Perhaps the most well-known difference between Japan and elsewhere is the issues of brain death. It has been said that Japanese people would not accept organ transplantation from brain-dead donors. However, in a 1990 opinion poll of 3,000 adults, 51% of the respondents agreed with donation of their relatives' organs, 31% were unsure and only 16% disagreed. In a similar survey, in 1984, 20% said they would disagree, while 48% agreed to donation (5). Despite this, only kidneys and corneas are donated from cadavers at present. The view that the Japanese have special cultural barriers to such donations has been dismissed by sociologists and religious groups in the country. A more serious doubt in the minds of some Japanese people is whether they can trust doctors. Even a committee set up by the Prime Minister that reported earlier this year on the subject and which recognized this problem, was itself closed to the public.

It is therefore not surprising that genetic counselling is also being introduced very slowly. The 1948 Eugenic Protection Act does not officially allow abortions of fetuses because of genetic disease or chromosome abnormalities, yet abortion is easily obtained. Like the brain-death issue, people think that Japanese have different views from Westerners, but in fact they seem rather similar statistically. Japanese people strongly support the use of genetic screening and gene therapy (4). Genetic screening services are not commonly available or funded by national health insurance; many major medical schools still do not have a genetics department. There is a pressing need for education, and research is required on how to introduce counselling and to reduce the stigma associated with genetic disease.

Ethics demands the recognition of the autonomy of all individuals to make free and informed decisions providing that they do not prevent others from making such decisions. However, the structured paternalism of Japanese society is built on the idea that only the views of so-called experts (sensei) should be heard. It also means that their views should not be questioned, in accordance with the traditional, paternalistic Confucian ethos. The main theme of Confucianist ethics was the maintenance of moral discipline for the nation, society and the home (6); this of course was to the benefit of people in authority. It is not surprising that many of the authorities in Japanese society still wish to promulgate the idea that the Japanese are different.

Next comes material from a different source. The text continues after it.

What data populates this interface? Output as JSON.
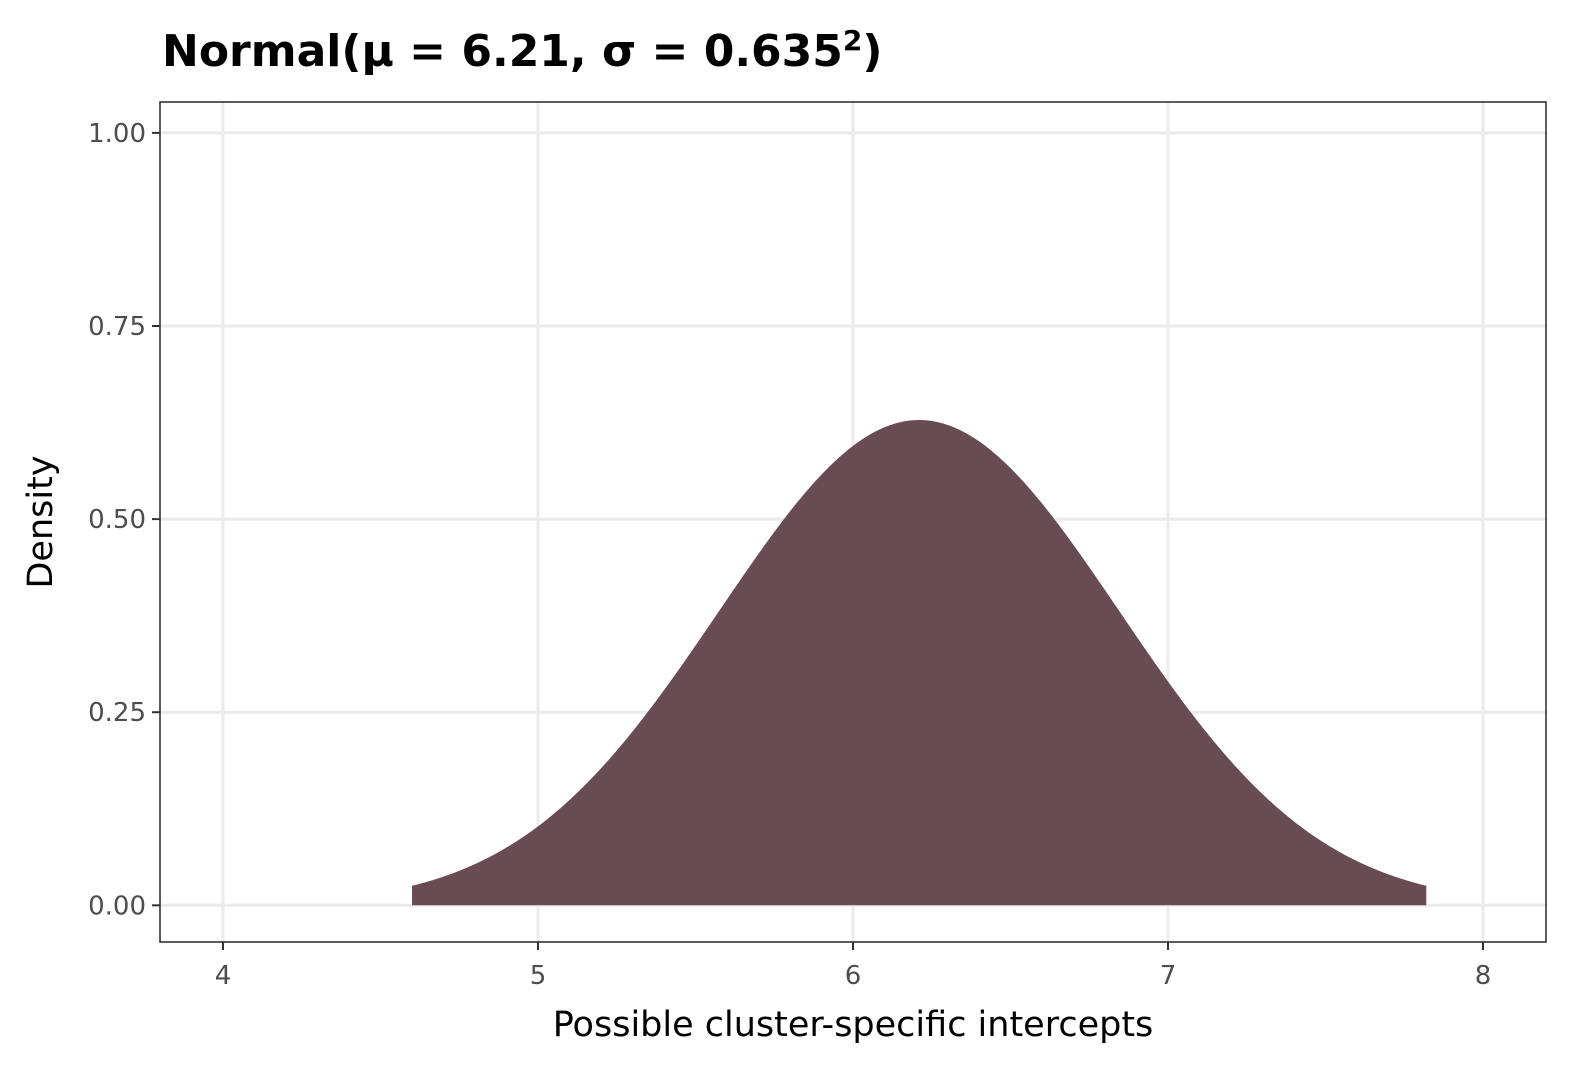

1. Fujiki, N. & Macer, D. R. J. (eds) Human Genome Research and Society (Eubios Ethics Institute, Christchrch, 1992).
2. Swinbanks, D. Nature 356,368 (1992).
3. Kimura, R. J. Med.Philos. 12,267-277(1987).
4.Macer, D. R. J. Attitudes to Genetic Engineering: Japanese and International Comparisons (Eubios Ethics Institute, Christchurch, 1992).
5. Nudeshima, J. Lancet 338, 1063-1064 (1991).
6.Shinagawa, S. J. Aomori Soc. Obs. Gyn. 3,89-94 (1988).